Dodał, że stosowanie modelowej umowy kredytu hipotecznego może być przewagą konkurencyjną banków, które będą ją stosowały. Banki te będą budziły większe zaufanie klientów, a także będą ograniczały ryzyko prawne.
Umowa wsparta autorytetem uczciwości państwa
„Wprowadzenie umowy modelowej rozporządzeniem Ministra Finansów ma wszystkie zalety związane z jej stabilnością, wynikającą z domniemania uczciwości rozwiązania, które jest proponowane przez państwo w drodze aktu prawnego”.
„Z punktu widzenia przepisów Dyrektywy 93/13 i orzecznictwa TSUE, z kontroli wyłączone są takie rozwiązania prawne, które zostały wprowadzone przez państwo. To jest oparte na założeniu, że prawodawca krajowy nie proponuje rozwiązań, które są nieuczciwe” – doprecyzował.
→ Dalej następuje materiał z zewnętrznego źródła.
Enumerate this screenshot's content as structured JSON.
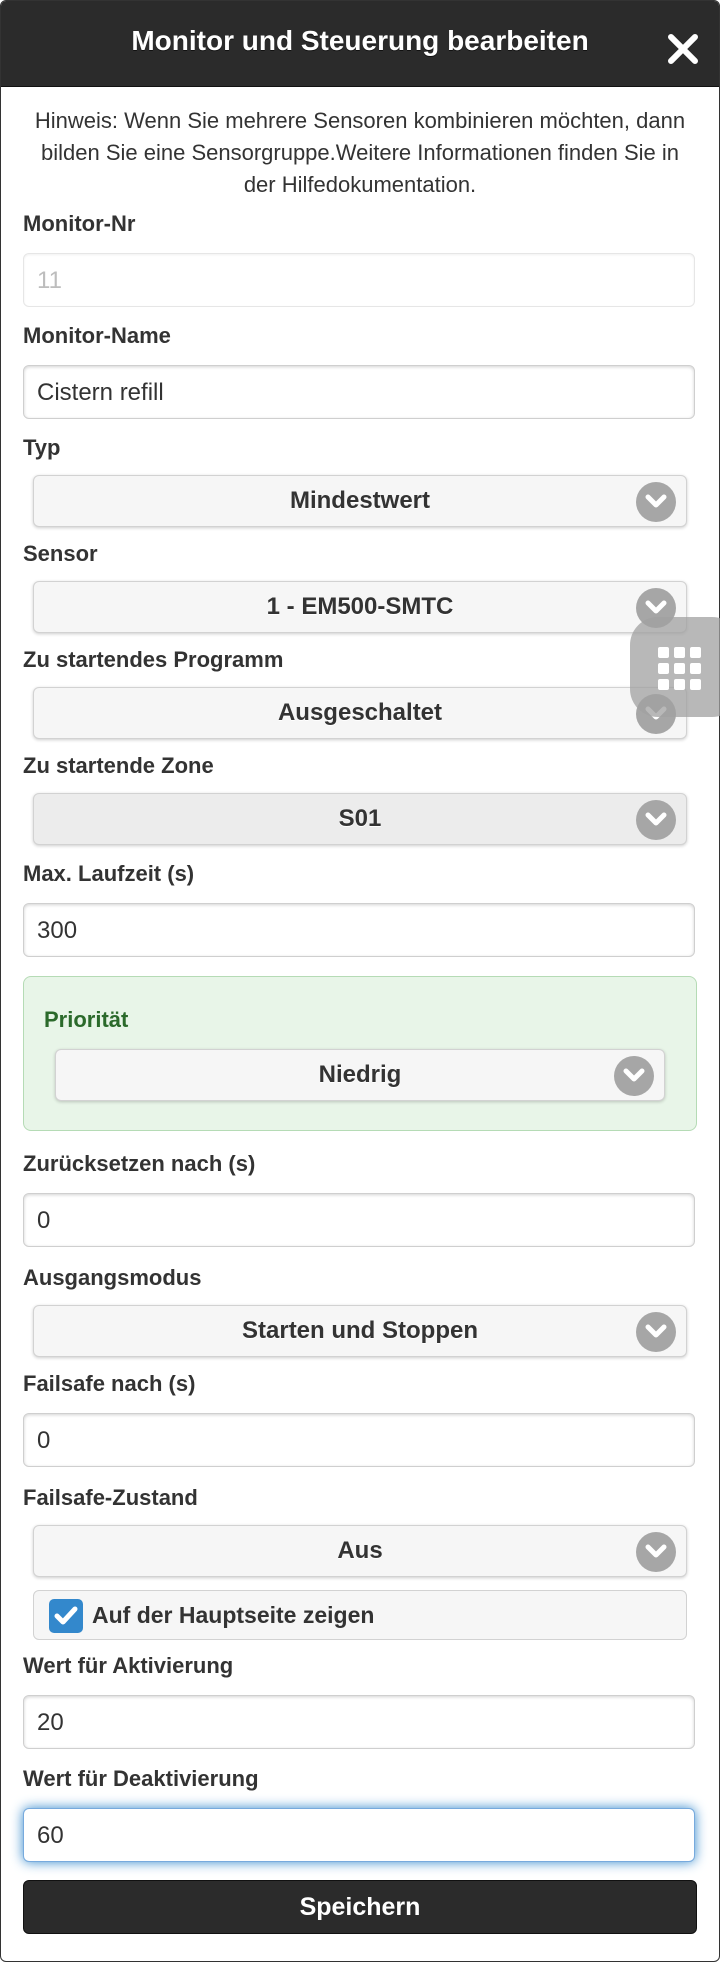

Czytaj także: Co może zagwarantować bankom i klientom jednolity lub modelowy wzorzec umowy kredytowej?
„Za rozwiązaniem obligatoryjnym wprowadzonym ustawą, jak i dobrowolnym wprowadzonym rozporządzeniem stoi autorytet uczciwości państwa. Więc obydwa rozwiązania w świetle dyrektywy i w świetle orzecznictwa TSUE pozwalają osiągnąć ten sam cel, co tym bardziej przemawia za koncepcją dobrowolności korzystania z modelowej umowy kredytu hipotecznego” – dodał.
„Nawet gdyby na pierwszym etapie rozwiązanie zostało przyjęte wyłącznie na poziomie dobrowolnej decyzji banków, to także mogłoby stanowić instrument do ograniczenia ryzyka prawnego” – podsumował prof. Michał Romanowski.